Roger detached himself from Britt’s thoughts, except for the wordless bond that joined them constantly. The bond that sustained him even more than the tangible nourishment she gave him. At his insistence they restricted that communion to weekends. On a Tuesday evening he shouldn’t be tormenting himself by thinking of it.
Yet how could he avoid thinking of what he craved, when Britt deliberately tempted h
im to break his own rules?

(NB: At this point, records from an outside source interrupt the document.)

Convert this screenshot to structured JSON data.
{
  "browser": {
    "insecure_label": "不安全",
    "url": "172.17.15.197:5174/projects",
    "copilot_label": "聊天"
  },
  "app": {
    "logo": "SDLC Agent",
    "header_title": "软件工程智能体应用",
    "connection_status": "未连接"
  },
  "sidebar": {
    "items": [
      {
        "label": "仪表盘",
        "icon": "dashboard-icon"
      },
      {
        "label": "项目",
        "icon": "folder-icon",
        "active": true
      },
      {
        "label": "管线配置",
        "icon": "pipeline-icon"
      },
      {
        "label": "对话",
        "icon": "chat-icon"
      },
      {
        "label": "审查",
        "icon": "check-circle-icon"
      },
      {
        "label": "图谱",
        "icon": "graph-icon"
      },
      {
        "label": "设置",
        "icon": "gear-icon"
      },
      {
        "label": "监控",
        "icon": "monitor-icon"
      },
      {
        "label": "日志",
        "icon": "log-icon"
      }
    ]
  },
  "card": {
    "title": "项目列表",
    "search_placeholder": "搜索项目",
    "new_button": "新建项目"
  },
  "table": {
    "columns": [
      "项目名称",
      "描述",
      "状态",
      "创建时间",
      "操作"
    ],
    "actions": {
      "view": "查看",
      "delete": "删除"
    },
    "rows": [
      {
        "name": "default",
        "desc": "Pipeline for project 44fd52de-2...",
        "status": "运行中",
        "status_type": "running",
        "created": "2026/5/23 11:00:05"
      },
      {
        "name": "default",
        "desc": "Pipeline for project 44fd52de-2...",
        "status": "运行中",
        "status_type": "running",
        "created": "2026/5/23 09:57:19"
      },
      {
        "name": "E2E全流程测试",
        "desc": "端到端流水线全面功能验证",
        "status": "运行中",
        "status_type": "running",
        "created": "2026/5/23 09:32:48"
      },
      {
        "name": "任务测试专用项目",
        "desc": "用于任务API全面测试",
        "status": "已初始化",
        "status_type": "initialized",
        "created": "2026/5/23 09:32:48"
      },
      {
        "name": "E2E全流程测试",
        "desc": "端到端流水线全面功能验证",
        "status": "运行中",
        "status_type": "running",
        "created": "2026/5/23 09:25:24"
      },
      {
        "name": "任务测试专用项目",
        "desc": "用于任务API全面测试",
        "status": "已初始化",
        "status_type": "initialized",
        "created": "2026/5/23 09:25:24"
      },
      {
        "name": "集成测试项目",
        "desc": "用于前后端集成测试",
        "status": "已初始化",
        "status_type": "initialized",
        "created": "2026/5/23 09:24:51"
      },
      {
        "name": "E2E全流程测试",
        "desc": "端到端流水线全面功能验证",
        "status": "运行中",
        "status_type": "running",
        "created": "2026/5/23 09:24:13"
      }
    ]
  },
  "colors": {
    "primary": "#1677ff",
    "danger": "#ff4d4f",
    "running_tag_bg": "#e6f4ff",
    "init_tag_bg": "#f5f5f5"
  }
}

He knew that hint she’d dropped had been only the opening salvo in her attack.
He took the empty martini glass to the kitchen and went into the guest bath to wash up. The cool water felt good. Putting his shirt and tie back on, he checked his appearance in the mirror. He knew his aquiline profile and gray-streaked black hair gave him an air of dignity, which he exploited when dealing with patients. Britt used a less intimidating style, projecting a sort of elder sister persona that induced her patients to open up.
Studying his reflection, Roger noted that he now looked Britt’s age or a little younger, though she was forty-nine to his fifty-four. His appearance had not changed since the day fourteen years past when he had contracted to become her associate. His failure to age didn’t seem to disturb her. Sooner or later, he knew he would have to make himself look older for his own safety. Fortunately, a man’s cosmetic age was expected to vary less radically than a woman’s.
When Roger sat on the couch again, leaning back to rest his eyes while waiting for Britt, Sigmund jumped onto his lap. Slowly he stroked the cat, enjoying the ripple of the silken fur. One of the best tranquilizers available.
A moment later he heard Britt returning and opened his eyes to look at her. She wore an emerald green dress—to match her eyes—with a short jacket. Knee-high boots, more decorative than functional, contrasted with the huge, thoroughly inelegant shoulder purse that she parted with only on the most formal of occasions. She’d restyled her golden-red hair from the tight knot she wore at the office to a softer French twist. “How do I look, colleague?”
“Perfect, as usual.” He drank in the vibrant pink glow of her aura, a tranquilizer even more effective than a cat’s purr.